How many times do you throw a life raft?

We all know those people, we’ve all been those people, we’ve all loved those people. People that are lost, people that are broken, people that are drowning. Sometimes helping, or trying to help those people, turn us into those people.
Where is the limit? How do you stop helping? How do you draw the line? And how do you live with yourself when you do?
I guess for me, I’ve been on all sides of it, even recently, even now. All sides of it.
A part of me has always been made happy by helping others. I tend to stop helping myself when I do though. Somehow, everyone around me becomes more important to me and my time than I do.
Lately I’ve had to really take stock of my life. I’ve tried so hard to make better decisions, to move up and to move forward. I’ve taken “good” jobs that have turned to shit. I’ve moved, I’ve stayed, and I’ve run away again. People tend to be what seems to influence me the most in my decisions though. Knowing people, knowing they need me, knowing I need them.
I can think back on so many times that I’ve reached out for help, over and over again for the same things, same problems, same people. They were there, throwing me life rafts, time and time again.
I only now really realize what I was asking though. I only now really understand that as exhausted as I was, reaching and pulling for something or somebody, it’s equally exhausting to be the one playing life guard. It’s physically and emotionally draining in ways I never fully understood or even wanted to realize. There’s where the truth lies.
I didn’t want to realize. So consumed by myself and my own problems, I didn’t want to acknowledge what I was doing to those around me. How unfair I was being. How much my hurt was hurting them.
We never do though do we? We go through pain and tough times and we dig our own holes and sit contentedly in our sorrow expecting others to pull us out, to hand us the answers. When we lose faith and we lose ourselves, we also lose respect for those we expect the world from. We forget how unfair we’re being when we put all of our happiness or our unhappiness solely into the hands of others.
The hardest thing in the world is to pick up a shovel and dig ourselves out. The second hardest is to put that shovel down after failed attempt after failed attempt after failed attempt to dig somebody else out, because it’s impossible to explain to that person why.
Where’s the line?
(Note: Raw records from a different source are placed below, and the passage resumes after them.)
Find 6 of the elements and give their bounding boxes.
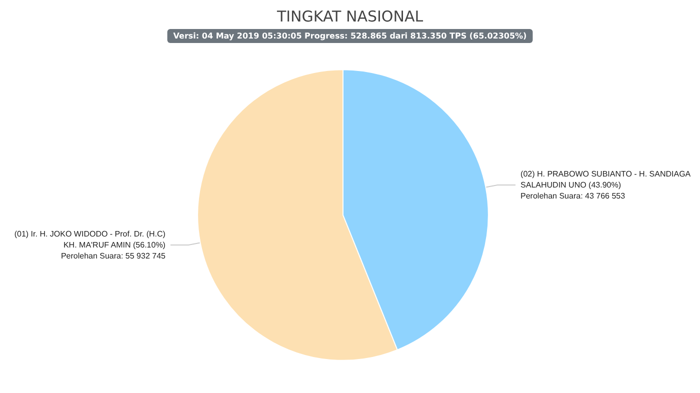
chart-subtitle: Versi: 04 May 2019 05:30:05 Progress: 528.865 dari 813.350 TPS (65.02305%) — [173, 32, 527, 40]
slice-label: (02) H. PRABOWO SUBIANTO - H. SANDIAGA SALAHUDIN UNO (43.90%) — [520, 170, 692, 190]
slice-label: (01) Ir. H. JOKO WIDODO - Prof. Dr. (H.C) KH. MA'RUF AMIN (56.10%) — [14, 229, 166, 250]
data-label: Perolehan Suara: 55 932 745 — [60, 251, 166, 260]
chart-title: TINGKAT NASIONAL — [276, 8, 424, 26]
data-label: Perolehan Suara: 43 766 553 — [520, 192, 626, 201]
Do you sit by and watch as somebody willingly drowns?
When your own life is put on pause, or hold or being dragged down for long enough, when finally you realize that help, bigger and more than you are capable of giving is needed, it becomes the other person’s decision whether you walk away or not.
They can choose to help themselves, they can choose to help you help them, or you can walk away.
Maybe it’s not really a choice we make at all.